Mark smiled. “That sounds just like him.”
Maggie took another sip of her eggnog, still enjoying the taste. She made a note to keep it stocked in her refrigerator, assuming she’d be able to find it after the holidays. “It took a few more years of Christmas cards for me to believe that he was really committed to our plan. To us, I mean. Every year, I’d think to myself that this was the year the card wouldn’t come or that he’d tell me it was over. But I was wrong. In every Christmas card that arrived, he counted down the years until we could see each other again.”
“He never met anyone else?”
“I don’t think he was interested. And I really didn’t date much, either. In my last years of high school and community college, I was asked out here and there and occasionally I went, but I never had romantic interest in any of them. No one measured up to Bryce.”
“And he graduated from West Point?”
“In 2000,” she said. “Afterwards, like his dad, he went to work in military intelligence in Washington, D.C. I’d graduated from high school and finished taking classes at community college as well. Sometimes I think we should have followed his suggestion and reunited right after he graduated, instead of waiting until I was twenty-four. It all feels so arbitrary now,” she said, a melancholy look coming over her. “Things would have turned out differently for us.”
“What happened?”
“We both did what I’d recommended and became young adults. He worked at his job and I worked at mine. Photography was my whole world early on, not just because I was passionate about it but also because I wanted to be someone worthy of Bryce, not just someone he loved. Meanwhile, Bryce was making adult decisions about his life, too. Do you know that old army commercial? Where the song goes, ‘Be all that you can be…in the army’?”
“Vaguely.”
“Bryce had never given up on the idea of becoming a Green Beret, so he applied to SFAS. Aunt Linda wrote and told me about it. I guess Bryce’s parents had mentioned it to her and she knew I’d want to know.”
“What’s SFAS?”
“Special Forces Assessment and Selection. It’s at Fort Bragg, back in North Carolina. Long story short, Bryce was assessed with flying colors, eventually went through the training, and ended up being selected. All of that happened by the spring of 2002. Of course, by then, the military had made special forces a priority and wanted the highest-quality people they could find, so I’m not surprised Bryce made it.”
“Why was it a priority?”
“Nine Eleven. You’re probably too young to remember what a cataclysmic event that was, a turning point in America’s history. In Bryce’s Christmas card in 2002, he said that he couldn’t tell me where he was—which even to me was a tip-off that he was someplace dangerous—but that he was doing okay. He also said that he might not be able to make it to Ocracoke the following October, when I was to turn twenty-four. He said that if he wasn’t there, not to read anything into it—he’d find a way to let me know if he was still deployed and would arrange for an alternate time and place for us to finally meet.”

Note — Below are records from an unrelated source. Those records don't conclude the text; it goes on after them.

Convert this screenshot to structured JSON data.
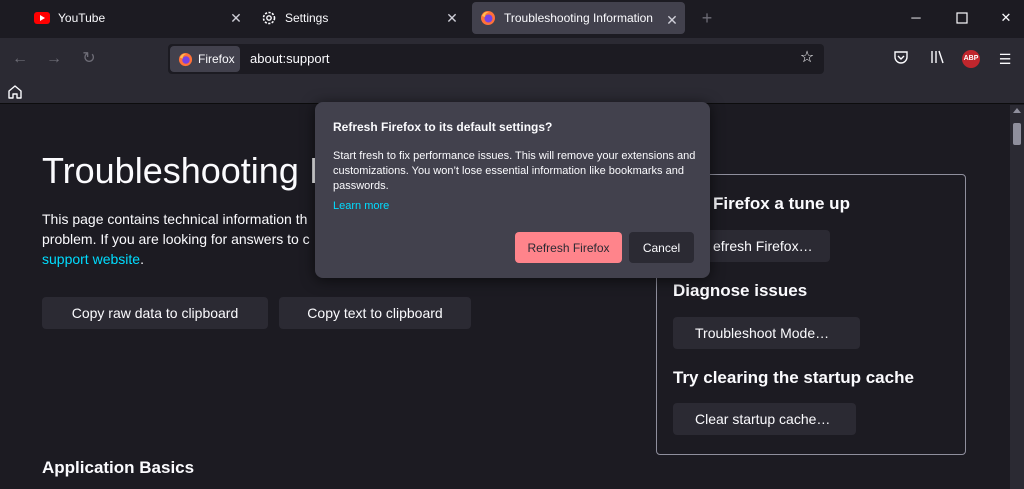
{
  "tabs": [
    {
      "label": "YouTube",
      "icon": "youtube-icon",
      "active": false
    },
    {
      "label": "Settings",
      "icon": "gear-icon",
      "active": false
    },
    {
      "label": "Troubleshooting Information",
      "icon": "firefox-icon",
      "active": true
    }
  ],
  "navbar": {
    "identity_label": "Firefox",
    "url": "about:support",
    "abp_badge": "ABP"
  },
  "page": {
    "title": "Troubleshooting In",
    "intro_text": "This page contains technical information th problem. If you are looking for answers to c",
    "intro_link": "support website",
    "intro_link_tail": ".",
    "copy_raw_label": "Copy raw data to clipboard",
    "copy_text_label": "Copy text to clipboard",
    "app_basics_heading": "Application Basics"
  },
  "side_panel": {
    "tuneup_heading": "Firefox a tune up",
    "refresh_button": "efresh Firefox…",
    "diagnose_heading": "Diagnose issues",
    "troubleshoot_button": "Troubleshoot Mode…",
    "cache_heading": "Try clearing the startup cache",
    "clear_cache_button": "Clear startup cache…"
  },
  "dialog": {
    "title": "Refresh Firefox to its default settings?",
    "body": "Start fresh to fix performance issues. This will remove your extensions and customizations. You won’t lose essential information like bookmarks and passwords.",
    "learn_more": "Learn more",
    "primary_label": "Refresh Firefox",
    "cancel_label": "Cancel"
  },
  "colors": {
    "background": "#1c1b22",
    "surface": "#2b2a33",
    "dialog": "#42414d",
    "accent_link": "#00ddff",
    "primary_button": "#ff848b"
  }
}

She fell silent, remembering. Then: “Strangely, I wasn’t all that disappointed. More than anything, I was amazed that after all those years, both of us still wanted to be together. Even now, it still seems implausible that our plan worked. I was proud of him and proud of myself, too. And of course, I was incredibly excited to see him again, no matter when that would be. But once again, it wasn’t in the cards. Fate had something else in store for us.”
Mark said nothing, waiting. Instead of speaking, Maggie faced the Christmas tree again, forcing herself not to dwell on what had happened next, a skill she’d mastered over the years. Instead, she stared at the lights, noting the shadows and tracking the movement of traffic outside the gallery door. When she was finally confident the memory had been fully locked away, she reached for her handbag to retrieve the envelope she’d stashed inside earlier, right before she’d left her apartment. Without a word, she handed it to Mark.
She didn’t watch as he no doubt studied the return address and realized he was holding a letter from her aunt Linda; nor did she watch as he lifted the seal on the envelope. Though she’d read the letter only once, she knew with utter clarity what Mark would see on the page.
Dear Maggie,
It’s late at night, rain is falling, and though I should have been asleep hours ago, I find myself at the table wondering whether I have the strength to tell you what I must. Part of me believes that I should talk to you in person, that maybe I should fly to Seattle and sit down with you at your parents’ house, but I’m afraid you’ll find out from other sources before I’ve had the chance to let you know what happened. Some of the information is already on the news, and that’s why I overnighted this letter. I want you to know that I’ve been praying for hours, both for you and for me.